Guest Columnists

Sick of the Violence

By Msgr. Steven Ferrari

IN HER 1971 collection of poetry entitled “A Grain of Mustard Seed,” the late poet, novelist and journal-writer May Sarton wrote:

“We’ll to the woods no more

With live ammunition

To murder our own children…

How many times in pain

We were given a choice –

‘Sick of the violence’

(Oh passionate human voice!) –

But buried it again….

Still we invoke the gun,

Still make a choice for murder,

Bury the dead again.”

Startled by her writing these lines nearly 50 years ago, I am grieved to think that we still today bear the heavy burden of the hundreds of young lives taken every year in gun violence.

We grieve and mourn the senseless, nay, the insane murders of so many children, teenagers and future of our country. And yet our nation’s laws “protect” those who bear arms, not those without them.

I was speaking with my older brother, Neil, recently. We are very close in age – just a year and four days apart. For many years, he has lived and worked in the Chicago, Ill., area with his wife and family. Neil and I were reflecting on our teenage years growing up in Brooklyn. It was a much more innocent time. Dad was a WWII veteran and member of the American Legion Post near our home. Neil and I were officers in the Sons of the American Legion.

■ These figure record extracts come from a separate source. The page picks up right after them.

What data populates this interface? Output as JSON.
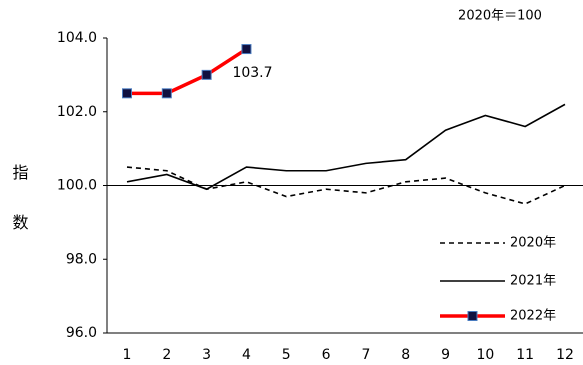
{
  "chart_data": {
    "type": "line",
    "annotation": "2020年＝100",
    "y_label": "指数",
    "categories": [
      "1",
      "2",
      "3",
      "4",
      "5",
      "6",
      "7",
      "8",
      "9",
      "10",
      "11",
      "12"
    ],
    "series": [
      {
        "name": "2020年",
        "color": "#000000",
        "dash": true,
        "marker": false,
        "values": [
          100.5,
          100.4,
          99.9,
          100.1,
          99.7,
          99.9,
          99.8,
          100.1,
          100.2,
          99.8,
          99.5,
          100.0
        ]
      },
      {
        "name": "2021年",
        "color": "#000000",
        "dash": false,
        "marker": false,
        "values": [
          100.1,
          100.3,
          99.9,
          100.5,
          100.4,
          100.4,
          100.6,
          100.7,
          101.5,
          101.9,
          101.6,
          102.2
        ]
      },
      {
        "name": "2022年",
        "color": "#ff0000",
        "dash": false,
        "marker": true,
        "values": [
          102.5,
          102.5,
          103.0,
          103.7,
          null,
          null,
          null,
          null,
          null,
          null,
          null,
          null
        ],
        "value_labels": [
          null,
          null,
          null,
          "103.7",
          null,
          null,
          null,
          null,
          null,
          null,
          null,
          null
        ]
      }
    ],
    "ylim": [
      96,
      104
    ],
    "yticks": [
      {
        "value": 96,
        "label": "96.0"
      },
      {
        "value": 98,
        "label": "98.0"
      },
      {
        "value": 100,
        "label": "100.0"
      },
      {
        "value": 102,
        "label": "102.0"
      },
      {
        "value": 104,
        "label": "104.0"
      }
    ],
    "reference_line": 100,
    "grid": false,
    "legend": "bottom-right"
  }
}
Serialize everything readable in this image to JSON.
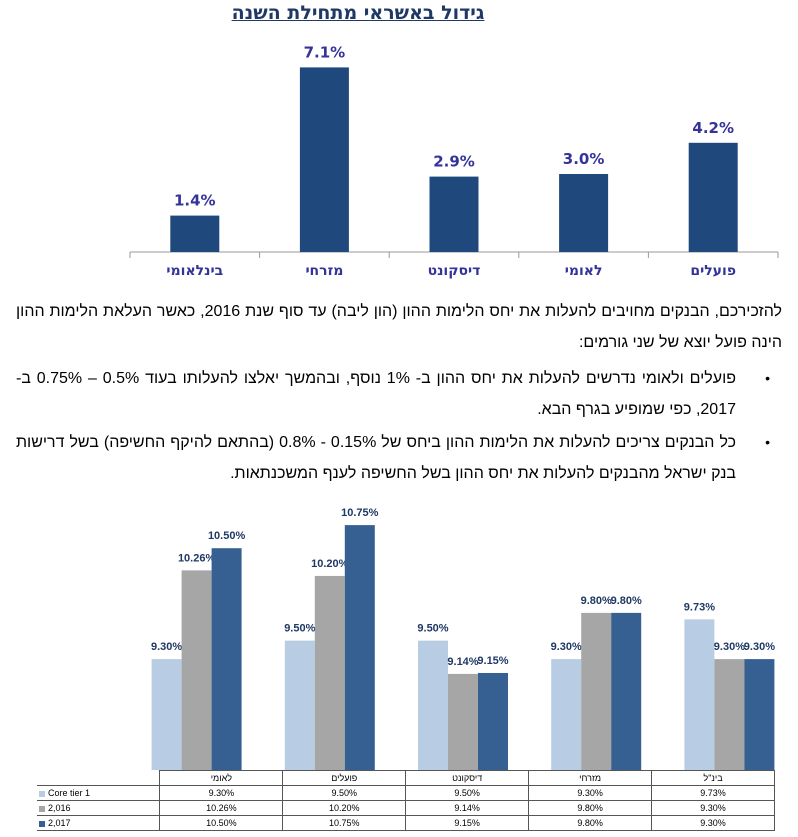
{
  "chart_data": [
    {
      "type": "bar",
      "title": "גידול באשראי מתחילת השנה",
      "categories": [
        "פועלים",
        "לאומי",
        "דיסקונט",
        "מזרחי",
        "בינלאומי"
      ],
      "values": [
        4.2,
        3.0,
        2.9,
        7.1,
        1.4
      ],
      "value_labels": [
        "4.2%",
        "3.0%",
        "2.9%",
        "7.1%",
        "1.4%"
      ],
      "ylim": [
        0,
        8
      ],
      "grid": false,
      "bar_color": "#1f497d",
      "direction": "right-to-left"
    },
    {
      "type": "bar",
      "categories": [
        "לאומי",
        "פועלים",
        "דיסקונט",
        "מזרחי",
        "בינ\"ל"
      ],
      "series": [
        {
          "name": "Core tier 1",
          "values": [
            9.3,
            9.5,
            9.5,
            9.3,
            9.73
          ],
          "labels": [
            "9.30%",
            "9.50%",
            "9.50%",
            "9.30%",
            "9.73%"
          ],
          "color": "#b8cce4"
        },
        {
          "name": "2,016",
          "values": [
            10.26,
            10.2,
            9.14,
            9.8,
            9.3
          ],
          "labels": [
            "10.26%",
            "10.20%",
            "9.14%",
            "9.80%",
            "9.30%"
          ],
          "color": "#a6a6a6"
        },
        {
          "name": "2,017",
          "values": [
            10.5,
            10.75,
            9.15,
            9.8,
            9.3
          ],
          "labels": [
            "10.50%",
            "10.75%",
            "9.15%",
            "9.80%",
            "9.30%"
          ],
          "color": "#376092"
        }
      ],
      "ylim": [
        8.1,
        11.0
      ],
      "grid": false,
      "legend": "data-table"
    }
  ],
  "text": {
    "intro": "להזכירכם, הבנקים מחויבים להעלות את יחס הלימות ההון (הון ליבה) עד סוף שנת 2016, כאשר העלאת הלימות ההון הינה פועל יוצא של שני גורמים:",
    "bullets": [
      "פועלים ולאומי נדרשים להעלות את יחס ההון ב- 1% נוסף, ובהמשך יאלצו להעלותו בעוד 0.5% – 0.75% ב- 2017, כפי שמופיע בגרף הבא.",
      "כל הבנקים צריכים להעלות את הלימות ההון ביחס של 0.15% - 0.8% (בהתאם להיקף החשיפה) בשל דרישות בנק ישראל מהבנקים להעלות את יחס ההון בשל החשיפה לענף המשכנתאות."
    ],
    "bullet_symbol": "•"
  }
}
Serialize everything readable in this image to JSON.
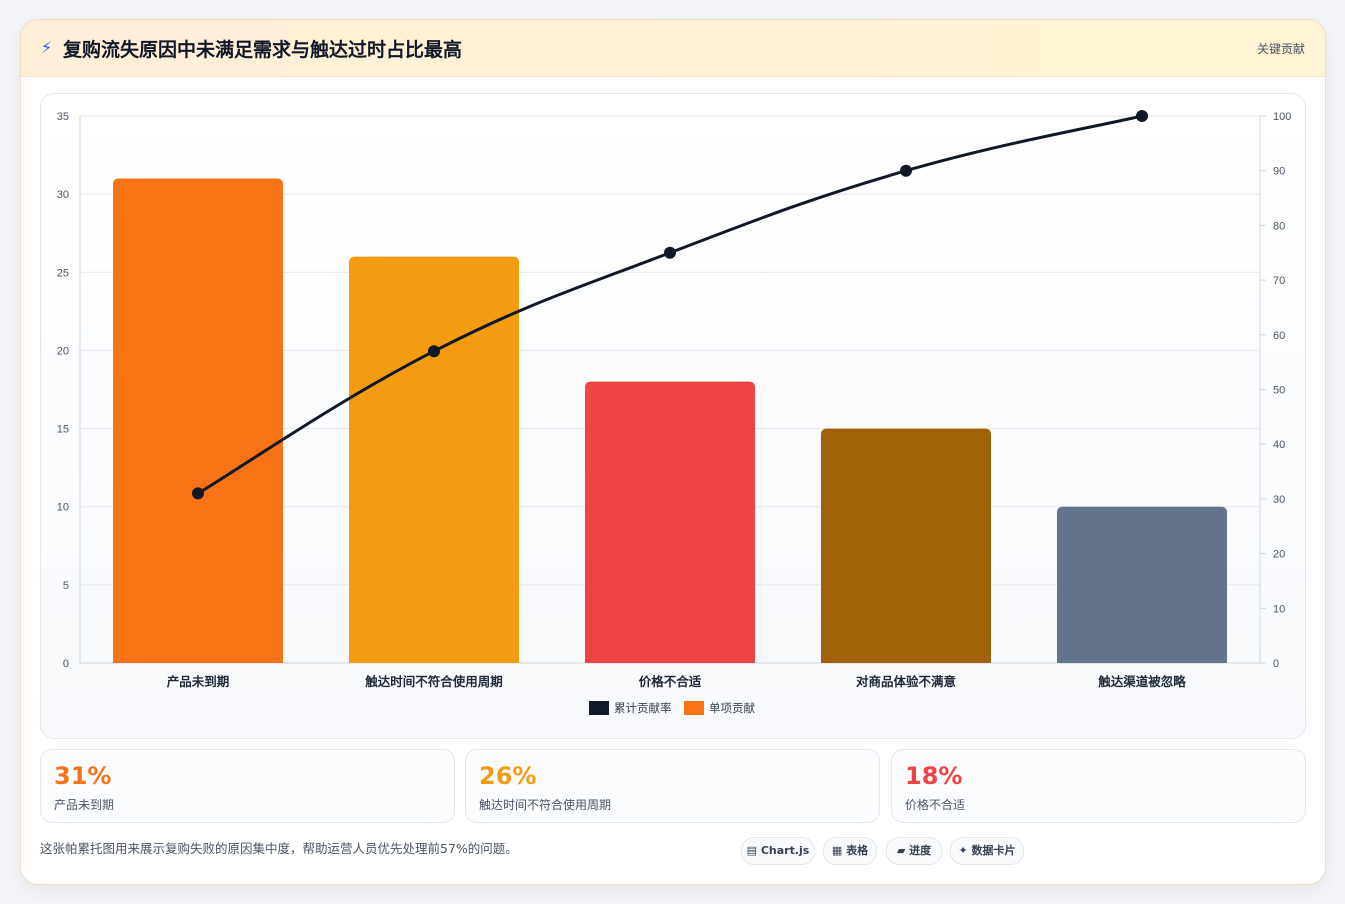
{
  "header": {
    "icon": "lightning-icon",
    "title": "复购流失原因中未满足需求与触达过时占比最高",
    "tag": "关键贡献"
  },
  "colors": {
    "line": "#111827",
    "bars": [
      "#f97316",
      "#f39c12",
      "#ef4444",
      "#a16207",
      "#64748b"
    ]
  },
  "chart_data": {
    "type": "bar",
    "categories": [
      "产品未到期",
      "触达时间不符合使用周期",
      "价格不合适",
      "对商品体验不满意",
      "触达渠道被忽略"
    ],
    "series": [
      {
        "name": "单项贡献",
        "type": "bar",
        "axis": "left",
        "values": [
          31,
          26,
          18,
          15,
          10
        ]
      },
      {
        "name": "累计贡献率",
        "type": "line",
        "axis": "right",
        "values": [
          31,
          57,
          75,
          90,
          100
        ]
      }
    ],
    "ylim": [
      0,
      35
    ],
    "yticks": [
      0,
      5,
      10,
      15,
      20,
      25,
      30,
      35
    ],
    "y2lim": [
      0,
      100
    ],
    "y2ticks": [
      0,
      10,
      20,
      30,
      40,
      50,
      60,
      70,
      80,
      90,
      100
    ],
    "legend": {
      "position": "bottom",
      "labels": [
        "累计贡献率",
        "单项贡献"
      ]
    },
    "grid": true
  },
  "stats": [
    {
      "value": "31%",
      "label": "产品未到期",
      "color": "#f97316"
    },
    {
      "value": "26%",
      "label": "触达时间不符合使用周期",
      "color": "#f39c12"
    },
    {
      "value": "18%",
      "label": "价格不合适",
      "color": "#ef4444"
    }
  ],
  "note": "这张帕累托图用来展示复购失败的原因集中度，帮助运营人员优先处理前57%的问题。",
  "pills": [
    {
      "label": "▤ Chart.js",
      "icon": "chart-icon"
    },
    {
      "label": "▦ 表格",
      "icon": "table-icon"
    },
    {
      "label": "▰ 进度",
      "icon": "progress-icon"
    },
    {
      "label": "✦ 数据卡片",
      "icon": "sparkle-icon"
    }
  ]
}
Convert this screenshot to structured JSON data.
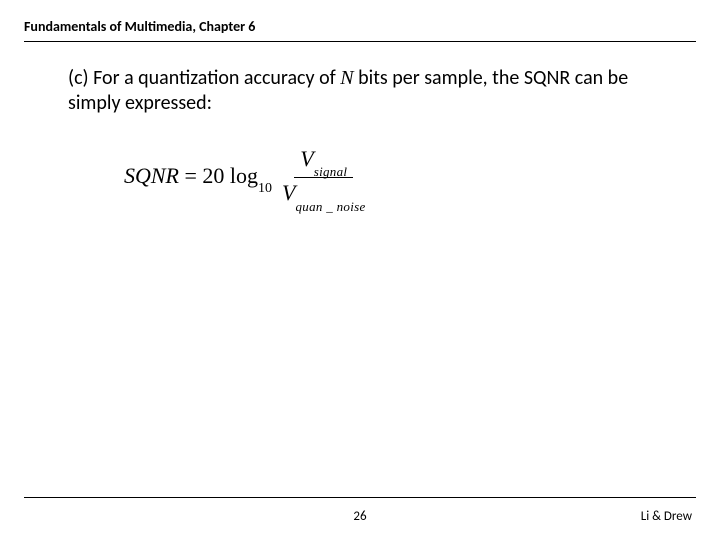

At one point in our teenage years, Dad introduced us to target shooting with a

single barrel rifle in Downtown Brooklyn’s Armory on Bedford Avenue. We both became, at about ages 16 and 15, members of the Junior NRA. (I shudder now to even admit this. But I innocently knew nothing then about its full implications.) And we would never have even dreamed of shooting another human being. Eventually, Dad bought Neil a rifle of his own to take upstate for target practice, aiming at tin cans and such. He never went deer or game hunting. I never wanted a gun of my own as it held no real interest for me.

Speaking with my brother, I was informed that he recently gave the rifle, with its original case and supplies, to the local Illinois police. He hadn’t used it in over 40 years, didn’t want it in the house and wouldn’t dream of offering it to his two married-with-children sons.

I now dread picking up the newspaper or listening to the radio news to learn of the latest mass school shooting. I began last year posting newspaper photos and names of all those killed in American mass shootings in the vestibule of St. Teresa Church, under a sign that reads “Pray for Them.” The wall is quickly filling up.

As important as they are, prayers are not enough. Action must be taken. Common sense must prevail. The right to life of every individual must reign. Schools used to be among the safest places to be. Now we are afraid to allow our children to go to class. And giving teachers guns!?! In many ways I am glad that as a priest, I have no children or grandchildren to worry about their constant safety and protection.

Jesus commanded His right-hand man to “put away the sword.” When will we learn? What does it take for lawmakers to see the light? Or must we, as May Sarton wrote, just “bury the dead again” and again and again?

Msgr. Ferrari is the pastor of St. Teresa’s parish in Woodside.